Johnny Can’t Read? Video Games Can Increase Literacy And Self-Confidence

Keywords: computer, education, games, interview, kids, learning, literacy, parents, Western Europe, entertainment-education, family communication, gaming, interactive media, media, social policy,

Struggling readers can learn a lot by playing educational videogames at home, according to a study in Learning, Media & Technology. Good educational videogames have entertainment value, repetition, and positive feedback. Ideally these go together with respected classroom programs.

Take aways

Educational games played at home can work hand in hand with classroom-based literacy programs, if the games:

  • are both educational and entertaining,
  • give instructions while playing the game;
  • become easier or harder by adjusting to the child’s performance.

Important game features include:

  • enjoyment
  • repetition
  • positive feedback
  • parental involvement
  • links to respected classroom-based programs increases their credibility.

Study information

  • The question?

    How do parents and children evaluate digital literacy games when used at home?

  • Who?

    6 families with children between the ages of 8 and 10 years old.

  • Where?

    Norwich, UK

  • How?

    Researchers visited children and their parents at home, gave them a copy of the Catch Up Literacy videogames, and interviewed them about reading, parental involvement and computer games. They asked the families to use the games, and to keep track of playing time. After three weeks, researches revisited the families for follow-up interviews.

Facts and findings

Children and their parents said that the kids had fun playing the videogames and they thought they learned something from playing as well.

Benefits mentioned by children:

  • learning reading strategies, spelling techniques, and comprehension skills;
  • more self-confidence;
  • enjoyment of the game: design, graphics and animations, positive feedback, game challenges, and beating their best times;
  • playing at home meant less pressure than at school and doing an activity with their parents.

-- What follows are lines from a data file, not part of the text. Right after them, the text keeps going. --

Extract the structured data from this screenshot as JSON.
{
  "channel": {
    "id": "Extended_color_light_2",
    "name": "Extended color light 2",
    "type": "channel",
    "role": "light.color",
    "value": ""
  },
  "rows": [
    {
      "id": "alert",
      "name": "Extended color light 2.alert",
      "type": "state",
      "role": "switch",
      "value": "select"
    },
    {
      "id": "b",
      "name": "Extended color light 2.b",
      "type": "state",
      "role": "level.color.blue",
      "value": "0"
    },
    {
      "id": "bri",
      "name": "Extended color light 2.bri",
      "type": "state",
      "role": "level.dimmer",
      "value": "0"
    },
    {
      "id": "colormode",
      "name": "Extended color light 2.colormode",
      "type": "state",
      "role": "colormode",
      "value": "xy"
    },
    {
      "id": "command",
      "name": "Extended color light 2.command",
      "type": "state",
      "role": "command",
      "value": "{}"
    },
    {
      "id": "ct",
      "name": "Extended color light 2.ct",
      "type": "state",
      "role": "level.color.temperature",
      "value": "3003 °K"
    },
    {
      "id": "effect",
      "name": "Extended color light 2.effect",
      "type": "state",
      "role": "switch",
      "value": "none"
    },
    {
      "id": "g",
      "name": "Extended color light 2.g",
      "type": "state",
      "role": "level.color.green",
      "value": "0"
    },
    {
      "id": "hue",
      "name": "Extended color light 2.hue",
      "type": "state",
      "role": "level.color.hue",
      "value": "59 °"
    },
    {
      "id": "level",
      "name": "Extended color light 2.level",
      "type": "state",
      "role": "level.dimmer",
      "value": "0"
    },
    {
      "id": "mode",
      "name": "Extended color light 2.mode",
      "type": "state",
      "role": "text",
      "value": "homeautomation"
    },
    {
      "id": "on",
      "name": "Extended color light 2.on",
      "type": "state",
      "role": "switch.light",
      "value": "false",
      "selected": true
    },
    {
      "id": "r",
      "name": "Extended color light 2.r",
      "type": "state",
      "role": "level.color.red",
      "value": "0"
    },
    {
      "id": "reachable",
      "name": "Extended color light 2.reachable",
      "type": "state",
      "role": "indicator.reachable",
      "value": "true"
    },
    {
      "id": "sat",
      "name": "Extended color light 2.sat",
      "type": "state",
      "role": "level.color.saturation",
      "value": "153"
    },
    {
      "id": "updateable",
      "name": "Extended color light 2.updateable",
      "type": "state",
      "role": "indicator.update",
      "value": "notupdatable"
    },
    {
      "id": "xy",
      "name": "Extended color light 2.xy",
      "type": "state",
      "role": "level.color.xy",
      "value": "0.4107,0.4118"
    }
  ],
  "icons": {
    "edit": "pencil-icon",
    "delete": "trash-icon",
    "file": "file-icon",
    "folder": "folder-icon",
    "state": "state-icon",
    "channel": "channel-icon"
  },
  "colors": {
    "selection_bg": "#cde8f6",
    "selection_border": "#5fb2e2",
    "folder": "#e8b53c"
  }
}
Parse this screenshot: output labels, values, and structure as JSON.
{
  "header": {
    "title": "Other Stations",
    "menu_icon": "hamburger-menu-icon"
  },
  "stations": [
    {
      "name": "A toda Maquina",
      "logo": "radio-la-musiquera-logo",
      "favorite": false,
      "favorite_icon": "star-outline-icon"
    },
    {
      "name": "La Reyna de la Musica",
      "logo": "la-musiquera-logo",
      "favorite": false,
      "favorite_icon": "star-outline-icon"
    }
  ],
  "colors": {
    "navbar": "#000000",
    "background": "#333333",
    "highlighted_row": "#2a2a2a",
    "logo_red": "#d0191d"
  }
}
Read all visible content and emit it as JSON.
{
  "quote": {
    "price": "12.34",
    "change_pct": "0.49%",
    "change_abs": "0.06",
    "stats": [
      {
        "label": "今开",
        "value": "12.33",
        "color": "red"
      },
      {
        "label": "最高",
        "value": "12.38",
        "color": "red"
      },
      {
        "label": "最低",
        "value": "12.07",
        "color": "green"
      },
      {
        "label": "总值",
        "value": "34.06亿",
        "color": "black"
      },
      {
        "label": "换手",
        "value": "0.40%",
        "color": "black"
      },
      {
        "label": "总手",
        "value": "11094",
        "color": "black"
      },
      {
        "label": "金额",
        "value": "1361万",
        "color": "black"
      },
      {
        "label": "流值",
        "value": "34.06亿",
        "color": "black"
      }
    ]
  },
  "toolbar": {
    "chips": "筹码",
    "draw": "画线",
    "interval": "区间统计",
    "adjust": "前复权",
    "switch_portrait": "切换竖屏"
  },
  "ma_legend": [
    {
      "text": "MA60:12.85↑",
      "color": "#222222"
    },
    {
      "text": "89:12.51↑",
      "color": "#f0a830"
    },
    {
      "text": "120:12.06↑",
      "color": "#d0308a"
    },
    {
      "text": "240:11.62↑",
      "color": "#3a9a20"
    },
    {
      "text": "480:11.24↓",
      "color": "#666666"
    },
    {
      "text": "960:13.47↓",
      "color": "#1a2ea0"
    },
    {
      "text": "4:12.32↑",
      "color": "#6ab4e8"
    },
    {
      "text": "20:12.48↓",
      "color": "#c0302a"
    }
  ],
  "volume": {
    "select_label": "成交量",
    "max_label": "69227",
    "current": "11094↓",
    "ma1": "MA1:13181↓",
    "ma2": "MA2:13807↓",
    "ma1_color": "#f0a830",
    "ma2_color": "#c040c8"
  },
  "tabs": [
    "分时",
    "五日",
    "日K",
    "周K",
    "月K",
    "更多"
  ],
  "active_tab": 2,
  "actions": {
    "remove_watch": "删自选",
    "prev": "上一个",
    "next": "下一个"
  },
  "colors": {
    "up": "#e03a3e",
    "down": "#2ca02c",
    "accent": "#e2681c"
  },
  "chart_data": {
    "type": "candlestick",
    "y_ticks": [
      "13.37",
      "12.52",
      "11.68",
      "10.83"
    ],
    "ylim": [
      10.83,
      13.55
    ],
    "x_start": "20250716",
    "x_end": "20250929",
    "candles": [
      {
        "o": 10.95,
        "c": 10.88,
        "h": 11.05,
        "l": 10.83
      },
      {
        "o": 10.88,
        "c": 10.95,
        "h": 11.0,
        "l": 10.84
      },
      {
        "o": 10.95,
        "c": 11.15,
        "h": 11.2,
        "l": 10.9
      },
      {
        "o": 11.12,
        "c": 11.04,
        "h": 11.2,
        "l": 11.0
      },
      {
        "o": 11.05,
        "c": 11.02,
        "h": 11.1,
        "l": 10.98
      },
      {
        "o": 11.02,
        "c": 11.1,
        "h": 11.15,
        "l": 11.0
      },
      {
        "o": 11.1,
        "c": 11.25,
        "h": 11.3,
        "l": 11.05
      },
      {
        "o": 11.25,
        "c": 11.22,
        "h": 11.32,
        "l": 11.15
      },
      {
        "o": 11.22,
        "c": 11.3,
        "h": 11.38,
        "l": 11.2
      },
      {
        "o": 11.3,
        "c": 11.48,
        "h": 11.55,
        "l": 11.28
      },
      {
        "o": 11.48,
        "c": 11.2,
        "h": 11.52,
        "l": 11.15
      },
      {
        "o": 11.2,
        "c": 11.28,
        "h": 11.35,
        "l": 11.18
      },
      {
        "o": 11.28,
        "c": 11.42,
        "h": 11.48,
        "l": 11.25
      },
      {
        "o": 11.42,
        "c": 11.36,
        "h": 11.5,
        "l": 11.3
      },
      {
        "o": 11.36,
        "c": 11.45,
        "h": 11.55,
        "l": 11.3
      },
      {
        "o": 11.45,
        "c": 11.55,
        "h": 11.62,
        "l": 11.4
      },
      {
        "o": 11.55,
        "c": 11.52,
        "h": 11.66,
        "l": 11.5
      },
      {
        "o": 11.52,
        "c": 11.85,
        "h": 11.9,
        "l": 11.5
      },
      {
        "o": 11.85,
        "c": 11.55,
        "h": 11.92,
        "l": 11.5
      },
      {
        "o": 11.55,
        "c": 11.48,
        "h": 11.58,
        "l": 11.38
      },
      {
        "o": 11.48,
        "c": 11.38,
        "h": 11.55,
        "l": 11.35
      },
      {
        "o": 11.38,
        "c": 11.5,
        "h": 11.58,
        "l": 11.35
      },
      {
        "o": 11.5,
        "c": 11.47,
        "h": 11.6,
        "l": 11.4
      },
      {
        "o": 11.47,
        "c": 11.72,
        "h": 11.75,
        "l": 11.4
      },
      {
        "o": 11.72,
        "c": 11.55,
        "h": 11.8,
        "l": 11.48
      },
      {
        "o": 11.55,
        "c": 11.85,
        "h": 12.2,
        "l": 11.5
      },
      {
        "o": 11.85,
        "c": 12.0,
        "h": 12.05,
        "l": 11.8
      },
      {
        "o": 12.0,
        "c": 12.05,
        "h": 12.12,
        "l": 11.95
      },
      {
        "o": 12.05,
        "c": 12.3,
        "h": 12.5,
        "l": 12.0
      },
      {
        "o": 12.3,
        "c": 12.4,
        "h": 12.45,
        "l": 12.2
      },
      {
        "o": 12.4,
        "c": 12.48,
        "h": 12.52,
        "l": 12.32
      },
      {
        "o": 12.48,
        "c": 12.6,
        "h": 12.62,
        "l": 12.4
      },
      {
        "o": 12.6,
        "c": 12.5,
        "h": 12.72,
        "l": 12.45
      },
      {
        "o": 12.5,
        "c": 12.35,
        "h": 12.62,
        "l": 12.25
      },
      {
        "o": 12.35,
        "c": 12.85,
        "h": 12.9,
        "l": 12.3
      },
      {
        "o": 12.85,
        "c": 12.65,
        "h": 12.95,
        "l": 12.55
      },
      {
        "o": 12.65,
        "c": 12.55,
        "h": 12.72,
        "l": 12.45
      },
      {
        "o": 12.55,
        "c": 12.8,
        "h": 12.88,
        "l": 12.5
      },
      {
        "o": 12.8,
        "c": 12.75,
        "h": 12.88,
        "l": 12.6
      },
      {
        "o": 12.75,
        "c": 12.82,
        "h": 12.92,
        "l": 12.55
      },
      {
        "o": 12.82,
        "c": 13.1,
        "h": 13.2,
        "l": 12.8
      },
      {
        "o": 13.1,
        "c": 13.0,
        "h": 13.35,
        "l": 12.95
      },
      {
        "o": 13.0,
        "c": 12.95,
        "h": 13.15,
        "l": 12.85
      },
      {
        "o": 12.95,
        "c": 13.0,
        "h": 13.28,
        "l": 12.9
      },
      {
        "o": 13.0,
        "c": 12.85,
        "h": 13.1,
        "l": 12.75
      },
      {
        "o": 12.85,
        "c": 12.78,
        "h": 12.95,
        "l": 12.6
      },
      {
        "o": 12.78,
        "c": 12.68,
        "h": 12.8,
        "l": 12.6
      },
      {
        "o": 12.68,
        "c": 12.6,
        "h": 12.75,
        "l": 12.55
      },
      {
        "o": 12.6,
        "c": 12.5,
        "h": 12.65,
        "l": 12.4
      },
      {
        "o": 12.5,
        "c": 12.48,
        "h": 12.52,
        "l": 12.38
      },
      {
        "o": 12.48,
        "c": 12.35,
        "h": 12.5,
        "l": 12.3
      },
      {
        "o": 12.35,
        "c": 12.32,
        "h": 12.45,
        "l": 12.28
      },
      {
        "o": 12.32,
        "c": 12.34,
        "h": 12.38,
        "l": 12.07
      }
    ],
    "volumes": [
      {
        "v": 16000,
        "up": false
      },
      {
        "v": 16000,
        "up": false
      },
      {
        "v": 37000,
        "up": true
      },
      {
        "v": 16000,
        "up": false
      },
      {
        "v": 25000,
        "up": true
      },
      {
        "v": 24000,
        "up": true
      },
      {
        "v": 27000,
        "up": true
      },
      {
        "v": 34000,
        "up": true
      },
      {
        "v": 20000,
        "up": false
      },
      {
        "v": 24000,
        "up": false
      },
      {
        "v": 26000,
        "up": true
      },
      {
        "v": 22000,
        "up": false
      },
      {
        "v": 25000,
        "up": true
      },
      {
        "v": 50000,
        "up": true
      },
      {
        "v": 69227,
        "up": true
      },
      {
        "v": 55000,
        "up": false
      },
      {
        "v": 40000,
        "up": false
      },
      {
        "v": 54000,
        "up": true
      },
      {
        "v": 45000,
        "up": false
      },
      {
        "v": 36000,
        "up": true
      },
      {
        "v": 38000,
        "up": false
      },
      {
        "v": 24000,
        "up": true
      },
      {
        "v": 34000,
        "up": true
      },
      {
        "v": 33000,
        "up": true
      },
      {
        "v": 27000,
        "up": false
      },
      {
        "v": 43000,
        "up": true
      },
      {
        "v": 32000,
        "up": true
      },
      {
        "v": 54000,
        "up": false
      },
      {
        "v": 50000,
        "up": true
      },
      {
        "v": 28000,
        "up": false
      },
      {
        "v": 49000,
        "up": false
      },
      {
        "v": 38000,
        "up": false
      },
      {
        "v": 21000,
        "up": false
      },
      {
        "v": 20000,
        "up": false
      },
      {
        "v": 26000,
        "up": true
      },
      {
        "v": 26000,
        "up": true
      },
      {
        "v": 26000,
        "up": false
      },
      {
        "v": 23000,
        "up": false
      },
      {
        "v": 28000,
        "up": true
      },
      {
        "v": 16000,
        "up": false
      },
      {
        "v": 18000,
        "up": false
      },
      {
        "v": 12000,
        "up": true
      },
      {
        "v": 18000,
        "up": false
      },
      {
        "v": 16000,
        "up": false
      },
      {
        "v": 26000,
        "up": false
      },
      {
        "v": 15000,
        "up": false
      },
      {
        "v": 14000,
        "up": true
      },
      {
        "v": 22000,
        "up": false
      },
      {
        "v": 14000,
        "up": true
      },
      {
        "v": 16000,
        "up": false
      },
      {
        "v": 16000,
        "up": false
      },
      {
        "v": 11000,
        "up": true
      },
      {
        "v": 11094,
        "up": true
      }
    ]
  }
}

Benefits mentioned by parents:

  • having tools for learning that are enjoyable and based on respected classroom practices;
  • seeing their kids have fun, succeed, and build self-confidence;
  • the opportunity to feel involved and be more knowledgeable about their child’s strengths and weaknesses;
  • the convenience of their kids being occupied by the games.



  • hard to maintain a kid’s interest for a long period of time;
  • the games could sometimes be too difficult;
  • only certain types of games were available and were mostly made for boys;
  • parents sometimes did not understand how to play the games or help their kids.
  • Fun Fact: Most of the children did not play the videogames very much, preferring to do other activities instead.